Everybody from President Bush to John McCain to Barack Obama is saying that you can reduce energy consumption by inflating your car tires. Individually, one car driver may reduce their monthly gas (petrol) bill. Collectively it may indeed result in the use of less gas. But as a way to solve the United State’s energy pain, it is silly.
Still, as an individual, it is worth doing. So yesterday I increased the air pressure in the tires of my favorite bike. Cut a few seconds off the ride down the hill to the SeaBus.
That plus lunch with fellows from Inproheat set me thinking about the energy balance of a typical mine.
In the book Sustainable mining practices there is a chapter on Energy Use Management. It is short but interesting. They say these are the key areas of energy use on a mine:
- Ore crushing and grinding
- Mineral processing equipment
- Pumping systems, both for open pit and underground operations
- Ventilation systems for underground mines
- Lighting and heating, ventilation, and air conditioning of buildings
- Material conveying systems.
When I first went to the oil sands mines about a year ago, I was told in the local pub that it cost about $30 to produce a barrel of oil. When I was in Fort McMurray last month, in the same pub, I was told the cost had increased to $50 a barrel, primarily because the cost of energy has increased so much.
Believe in global warming or not, you can still save money in your house and at your mine reducing energy consumption. I am still struggling with the decision to replace the single pane windows of my house with double pane windows at a cost of $3,000, or put up another layer of plastic over the windows in the winter for $15. I mean it would take 200 years to balance the payback—but then there is the aesthetics?
The question that arose at lunch is similar: how many things could be done on the typical mine to reduce energy consumption? And what are the payback?
The fellows from Inproheat and SubCom suggested their equipment offers one opportunity and maybe many, depending on your ingenuity. I agree. Searching the web for other opportunities, I draw a blank. Hence this posting: If you know of ways to reduce mine energy consumption in individually small but cumulatively significant ways, let me know and I will pass them on.
PS. We each paid for our own lunch, so no inducement to post this piece. I do it as it meets my standard rule: it came to my attention, it interests me, and I hope it will interest you.


3 comments
I found your blog on google and read a few of your other posts. I just added you to my Google News Reader. Keep up the good work. Look forward to reading more from you in the future.

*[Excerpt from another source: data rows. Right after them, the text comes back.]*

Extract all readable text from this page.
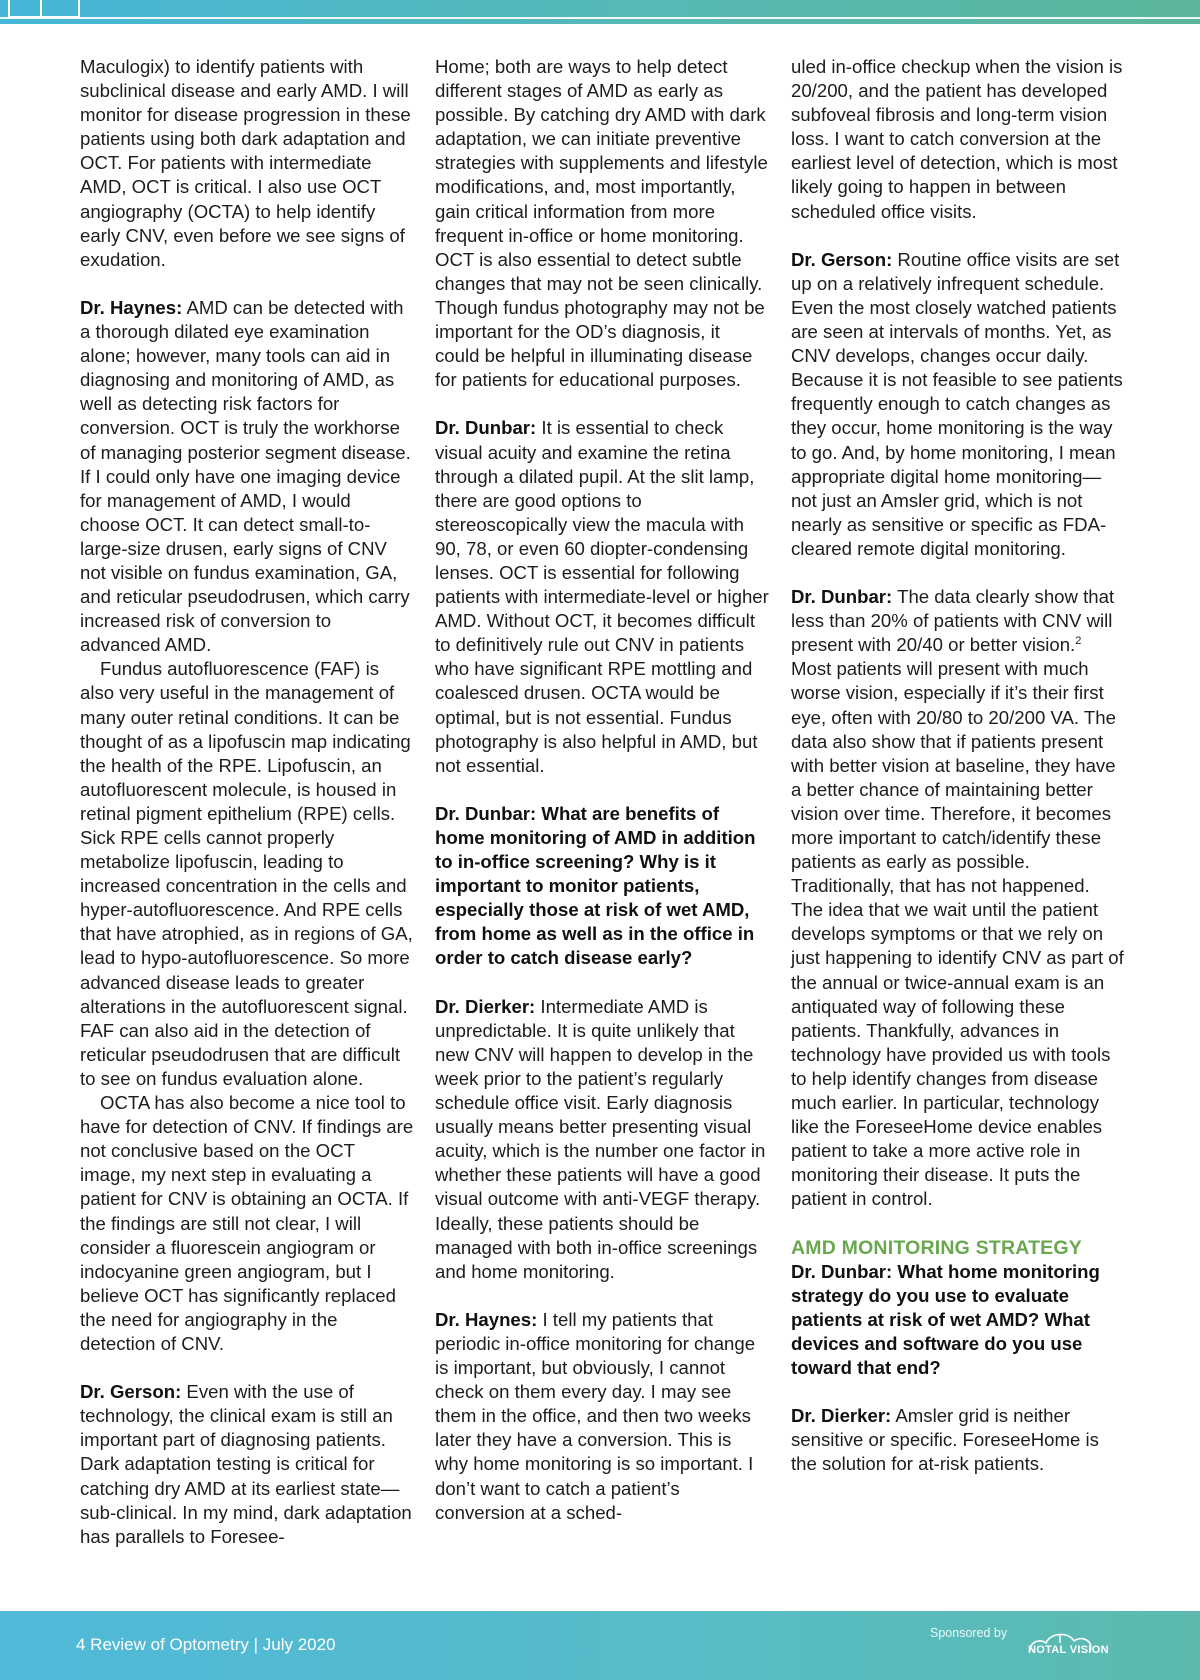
Maculogix) to identify patients with subclinical disease and early AMD. I will monitor for disease progression in these patients using both dark adaptation and OCT. For patients with intermediate AMD, OCT is critical. I also use OCT angiography (OCTA) to help identify early CNV, even before we see signs of exudation.

Dr. Haynes: AMD can be detected with a thorough dilated eye examination alone; however, many tools can aid in diagnosing and monitoring of AMD, as well as detecting risk factors for conversion. OCT is truly the workhorse of managing posterior segment disease. If I could only have one imaging device for management of AMD, I would choose OCT. It can detect small-to-large-size drusen, early signs of CNV not visible on fundus examination, GA, and reticular pseudodrusen, which carry increased risk of conversion to advanced AMD.

Fundus autofluorescence (FAF) is also very useful in the management of many outer retinal conditions. It can be thought of as a lipofuscin map indicating the health of the RPE. Lipofuscin, an autofluorescent molecule, is housed in retinal pigment epithelium (RPE) cells. Sick RPE cells cannot properly metabolize lipofuscin, leading to increased concentration in the cells and hyper-autofluorescence. And RPE cells that have atrophied, as in regions of GA, lead to hypo-autofluorescence. So more advanced disease leads to greater alterations in the autofluorescent signal. FAF can also aid in the detection of reticular pseudodrusen that are difficult to see on fundus evaluation alone.

OCTA has also become a nice tool to have for detection of CNV. If findings are not conclusive based on the OCT image, my next step in evaluating a patient for CNV is obtaining an OCTA. If the findings are still not clear, I will consider a fluorescein angiogram or indocyanine green angiogram, but I believe OCT has significantly replaced the need for angiography in the detection of CNV.

Dr. Gerson: Even with the use of technology, the clinical exam is still an important part of diagnosing patients. Dark adaptation testing is critical for catching dry AMD at its earliest state—sub-clinical. In my mind, dark adaptation has parallels to Foresee-

Home; both are ways to help detect different stages of AMD as early as possible. By catching dry AMD with dark adaptation, we can initiate preventive strategies with supplements and lifestyle modifications, and, most importantly, gain critical information from more frequent in-office or home monitoring. OCT is also essential to detect subtle changes that may not be seen clinically. Though fundus photography may not be important for the OD’s diagnosis, it could be helpful in illuminating disease for patients for educational purposes.

Dr. Dunbar: It is essential to check visual acuity and examine the retina through a dilated pupil. At the slit lamp, there are good options to stereoscopically view the macula with 90, 78, or even 60 diopter-condensing lenses. OCT is essential for following patients with intermediate-level or higher AMD. Without OCT, it becomes difficult to definitively rule out CNV in patients who have significant RPE mottling and coalesced drusen. OCTA would be optimal, but is not essential. Fundus photography is also helpful in AMD, but not essential.

Dr. Dunbar: What are benefits of home monitoring of AMD in addition to in-office screening? Why is it important to monitor patients, especially those at risk of wet AMD, from home as well as in the office in order to catch disease early?

Dr. Dierker: Intermediate AMD is unpredictable. It is quite unlikely that new CNV will happen to develop in the week prior to the patient’s regularly schedule office visit. Early diagnosis usually means better presenting visual acuity, which is the number one factor in whether these patients will have a good visual outcome with anti-VEGF therapy. Ideally, these patients should be managed with both in-office screenings and home monitoring.

Dr. Haynes: I tell my patients that periodic in-office monitoring for change is important, but obviously, I cannot check on them every day. I may see them in the office, and then two weeks later they have a conversion. This is why home monitoring is so important. I don’t want to catch a patient’s conversion at a sched-

uled in-office checkup when the vision is 20/200, and the patient has developed subfoveal fibrosis and long-term vision loss. I want to catch conversion at the earliest level of detection, which is most likely going to happen in between scheduled office visits.

Dr. Gerson: Routine office visits are set up on a relatively infrequent schedule. Even the most closely watched patients are seen at intervals of months. Yet, as CNV develops, changes occur daily. Because it is not feasible to see patients frequently enough to catch changes as they occur, home monitoring is the way to go. And, by home monitoring, I mean appropriate digital home monitoring—not just an Amsler grid, which is not nearly as sensitive or specific as FDA-cleared remote digital monitoring.

Dr. Dunbar: The data clearly show that less than 20% of patients with CNV will present with 20/40 or better vision.$^2$ Most patients will present with much worse vision, especially if it’s their first eye, often with 20/80 to 20/200 VA. The data also show that if patients present with better vision at baseline, they have a better chance of maintaining better vision over time. Therefore, it becomes more important to catch/identify these patients as early as possible. Traditionally, that has not happened. The idea that we wait until the patient develops symptoms or that we rely on just happening to identify CNV as part of the annual or twice-annual exam is an antiquated way of following these patients. Thankfully, advances in technology have provided us with tools to help identify changes from disease much earlier. In particular, technology like the ForeseeHome device enables patient to take a more active role in monitoring their disease. It puts the patient in control.

AMD MONITORING STRATEGY

Dr. Dunbar: What home monitoring strategy do you use to evaluate patients at risk of wet AMD? What devices and software do you use toward that end?

Dr. Dierker: Amsler grid is neither sensitive or specific. ForeseeHome is the solution for at-risk patients.

4 Review of Optometry | July 2020
Sponsored by
NOTAL VISION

I’m not sure I understand how overinflating your tires beyond specs actually saves money - by doing so, you wear out your tires faster because they wear out more in the middle. Someone ends up having to make more tires using, using up some petroleum products in the making.
Also, driving with overinflated tires is not safe. It’s not something I will be doing.
Training the miners to turn off a fan when they leave a heading, just like turning off a light when you leave a room in your house, would save a bunch. Networking & central/remote controls in a dispatch situation make things nice, but a mine would be farther ahead with a work force trained in a culture where cost control played into their decision making everyday. I think as an industry we push safety so hard, that commen sense issues involving costs are often over looked.